そこで今回は「ChatGPT」の基本から使い方までを紹介する。ちょっと乗り遅れたな、と言う人もぜひ参考にしてほしい。
「ChatGPT」とは? ~初心者が知っておくべき基本
「ChatGPT」は、昨年11月に米OpenAI社がリリースした大規模言語モデルの一種。

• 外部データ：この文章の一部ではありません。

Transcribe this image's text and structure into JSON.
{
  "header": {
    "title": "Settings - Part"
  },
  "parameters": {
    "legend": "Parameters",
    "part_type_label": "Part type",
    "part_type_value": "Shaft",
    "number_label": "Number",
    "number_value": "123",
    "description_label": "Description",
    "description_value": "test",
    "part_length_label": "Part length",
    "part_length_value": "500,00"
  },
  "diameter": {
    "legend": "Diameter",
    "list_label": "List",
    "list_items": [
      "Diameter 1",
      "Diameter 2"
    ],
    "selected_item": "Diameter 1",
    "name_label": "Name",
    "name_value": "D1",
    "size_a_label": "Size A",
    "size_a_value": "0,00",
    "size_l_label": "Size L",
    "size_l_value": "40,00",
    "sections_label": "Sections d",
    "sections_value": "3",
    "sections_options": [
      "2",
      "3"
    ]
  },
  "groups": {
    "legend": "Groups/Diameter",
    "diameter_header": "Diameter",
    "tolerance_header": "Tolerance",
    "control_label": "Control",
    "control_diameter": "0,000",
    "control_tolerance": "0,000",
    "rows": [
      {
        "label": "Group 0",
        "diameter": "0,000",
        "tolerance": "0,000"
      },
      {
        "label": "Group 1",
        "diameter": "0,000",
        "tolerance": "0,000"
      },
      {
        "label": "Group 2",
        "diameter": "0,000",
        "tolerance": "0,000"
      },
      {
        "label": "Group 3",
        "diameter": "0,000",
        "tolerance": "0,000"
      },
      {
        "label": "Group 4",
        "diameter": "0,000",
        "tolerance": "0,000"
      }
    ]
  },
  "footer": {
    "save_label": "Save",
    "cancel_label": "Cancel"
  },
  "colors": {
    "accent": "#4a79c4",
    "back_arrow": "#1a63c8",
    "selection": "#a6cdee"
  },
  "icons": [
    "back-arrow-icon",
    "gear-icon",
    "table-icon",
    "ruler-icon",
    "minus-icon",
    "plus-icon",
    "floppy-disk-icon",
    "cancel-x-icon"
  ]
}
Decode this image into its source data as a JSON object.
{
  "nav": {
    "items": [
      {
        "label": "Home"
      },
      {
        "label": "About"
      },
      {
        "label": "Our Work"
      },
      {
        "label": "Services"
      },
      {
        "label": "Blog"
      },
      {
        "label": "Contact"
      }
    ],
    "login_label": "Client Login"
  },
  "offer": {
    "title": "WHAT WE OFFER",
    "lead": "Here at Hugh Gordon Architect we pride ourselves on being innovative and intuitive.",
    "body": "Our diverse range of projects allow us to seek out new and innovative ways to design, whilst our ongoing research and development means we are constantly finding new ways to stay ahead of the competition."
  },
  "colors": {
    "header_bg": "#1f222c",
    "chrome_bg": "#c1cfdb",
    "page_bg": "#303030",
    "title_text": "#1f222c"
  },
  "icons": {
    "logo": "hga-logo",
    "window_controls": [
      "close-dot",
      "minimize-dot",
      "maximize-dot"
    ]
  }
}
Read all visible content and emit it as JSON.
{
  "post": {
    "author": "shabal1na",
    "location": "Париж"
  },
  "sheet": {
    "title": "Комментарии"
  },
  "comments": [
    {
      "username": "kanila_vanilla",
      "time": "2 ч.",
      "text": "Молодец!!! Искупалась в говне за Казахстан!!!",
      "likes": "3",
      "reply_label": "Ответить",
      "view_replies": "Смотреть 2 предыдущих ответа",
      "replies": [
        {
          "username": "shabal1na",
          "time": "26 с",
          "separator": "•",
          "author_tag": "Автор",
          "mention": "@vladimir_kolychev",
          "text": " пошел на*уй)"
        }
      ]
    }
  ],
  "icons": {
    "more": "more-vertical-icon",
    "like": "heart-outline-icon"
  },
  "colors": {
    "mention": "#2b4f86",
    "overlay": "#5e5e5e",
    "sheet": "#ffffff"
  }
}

GPTは「Generative Pre-trained Transformer」の略で、自然言語、つまり普通の話し言葉でAIとやり取りできるのが特徴だ。日本語でも利用できるので、気軽にチャレンジできる。
「ChatGPT」の無料版は「GPT-3.5」という言語モデルをベースにしている。2020年に公開された「GPT-3」の改良版で、2021年6月までのデータを使って学習して2022年に公開された。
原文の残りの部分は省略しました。